Zestawy RedBox ukraińskiej produkcji kupiłem na brytyjskim eBayu, czego nie mogę szczególne polecić, ponieważ zanim potwierdziłem koszt wysyłki ze sprzedającym, zanim on nadał wysyłkę i zanim do mnie doszły minęły ponad trzy tygodnie. Koszt wysyłki też dwukrotnie przekroczył podany w aukcji orientacyjny koszt, ale... po co marudzić, Koreańskie wojska późnego średniowiecza nie są towarem powszechnym. W naszym kraju nikt nie miał tych figurek na sprzedaż.

Co w środku?

Pierwsza rzecz pozytywna - figurki są z szarego tworzywa, a nie tak jak pokazano na opakowaniu ciemnoczerwone.

Korean Infantry


Wewnątrz pudełek figurki zapakowano jeszcze w szczelne folie.
Fajne, ale po co?

Koreańska piechota
Trójząb z kulkami?! Chaos, panie!

Koreańska piechota to czterokrotnie powtórzona mieszanka 12 póz i broni miotanej (łuki refleksyjne), ręcznej (miecze) i drzewcowej (tu widać, że sąsiadowali z Chinami).

Plastik jest miękki, a dookoła każdej figurki aureola z cienkich nadlewek w miejscu łączenia połówek formy. Na szczęście poza nimi nie zauważyłem żadnych deformacji. 

Same pozy żołnierzy, może nie tchną życiem, ale też nie rażą nienaturalnością.

Korean Guerrillas


Guerrillaz!



Kolor tworzywa ludowych powstańców przeciw Japońskiemu najeźdźcy na szczęście ten sam - szary, plastik niestety ten sam - miękki. Tu także 4x12 póz. Nawet zestaw broni całkiem podobny do poprzedniego, chociaż jest widocznie gorszej proweniencji niż egzemplarze w posiadaniu piechoty liniowej. Brak też plebsowi tych szpanerskich kapelusików chilijskich górali.



Ale jest zaskoczenie - w tym pudełku wszystkie cztery ramki pozbawione były brzydkich nadlewek.

środa, 6 listopada 2013

Miesiąc samurajów - Kreatywne bazowanie cz.1

Ok zacznijmy od przedstawienia składu armii samurajów według Basic Impetusa.

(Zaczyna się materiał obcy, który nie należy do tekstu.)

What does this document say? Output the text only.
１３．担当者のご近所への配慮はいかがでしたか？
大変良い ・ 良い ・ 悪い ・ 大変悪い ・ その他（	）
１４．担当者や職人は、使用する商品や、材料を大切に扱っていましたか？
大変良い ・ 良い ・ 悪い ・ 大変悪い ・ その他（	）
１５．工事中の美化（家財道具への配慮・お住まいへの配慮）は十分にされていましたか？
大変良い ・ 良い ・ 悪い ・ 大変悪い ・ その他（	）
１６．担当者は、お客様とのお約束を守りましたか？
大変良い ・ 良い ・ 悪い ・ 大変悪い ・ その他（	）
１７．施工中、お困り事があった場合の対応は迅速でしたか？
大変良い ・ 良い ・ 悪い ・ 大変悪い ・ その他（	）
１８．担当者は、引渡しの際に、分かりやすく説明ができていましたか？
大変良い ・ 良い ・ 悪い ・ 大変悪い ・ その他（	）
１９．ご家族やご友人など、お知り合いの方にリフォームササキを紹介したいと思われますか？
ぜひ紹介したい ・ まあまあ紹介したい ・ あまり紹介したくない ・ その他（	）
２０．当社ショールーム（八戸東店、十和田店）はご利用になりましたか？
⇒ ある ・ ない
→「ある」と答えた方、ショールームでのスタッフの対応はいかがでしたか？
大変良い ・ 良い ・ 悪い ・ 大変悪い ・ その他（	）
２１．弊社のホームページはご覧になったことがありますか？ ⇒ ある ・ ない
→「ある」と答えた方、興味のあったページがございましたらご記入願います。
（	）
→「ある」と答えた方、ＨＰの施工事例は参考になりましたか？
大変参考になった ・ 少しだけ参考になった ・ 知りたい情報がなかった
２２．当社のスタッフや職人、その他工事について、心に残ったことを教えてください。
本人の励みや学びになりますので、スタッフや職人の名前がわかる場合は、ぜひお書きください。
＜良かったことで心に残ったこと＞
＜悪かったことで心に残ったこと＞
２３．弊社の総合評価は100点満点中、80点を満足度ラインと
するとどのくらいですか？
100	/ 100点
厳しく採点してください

Składa się ona z następujących elementów:
  • 1 podstawka konnych samurajów z elementem dowodzenia (CP - ciężka jazda)
  • 2 podstawki pieszych samurajów (FP - ciężka piechota)
  • 3 podstawki ashigaru lub roninów (FP - ciężka piechota)
  • 1 podstawka ashigaru z teppo (T - strzelcy z arkebuzami typ A i opcjonalnymi pawężami)
  • 1 podstawka harcowników (S - harcownicy z długimi łukami typ B)
Jako opcje można wymienić jedną podstawkę ashigaru (FP) na:
  • 1 podstawkę chłopów przewodzonych przez lokalnego samuraja (FP - ciężka piechota)
  • 1 podstawkę ashigaru z teppo (T - strzelcy z arkebuzami typ A i opcjonalnymi pawężami)
Z kolei podstawkę ashigaru z teppo można zamienić na 
  • 1 podstawkę ashigaru z yumi (T - strzelcy z długimi łukami typ B i opcjonalnymi pawężami)
Nie wiem czemu akurat ashigaru są traktowani jako ciężka piechota, ale gwoli ścisłości poruszają się nieco szybciej na polu walki niż zwykli samurajowie.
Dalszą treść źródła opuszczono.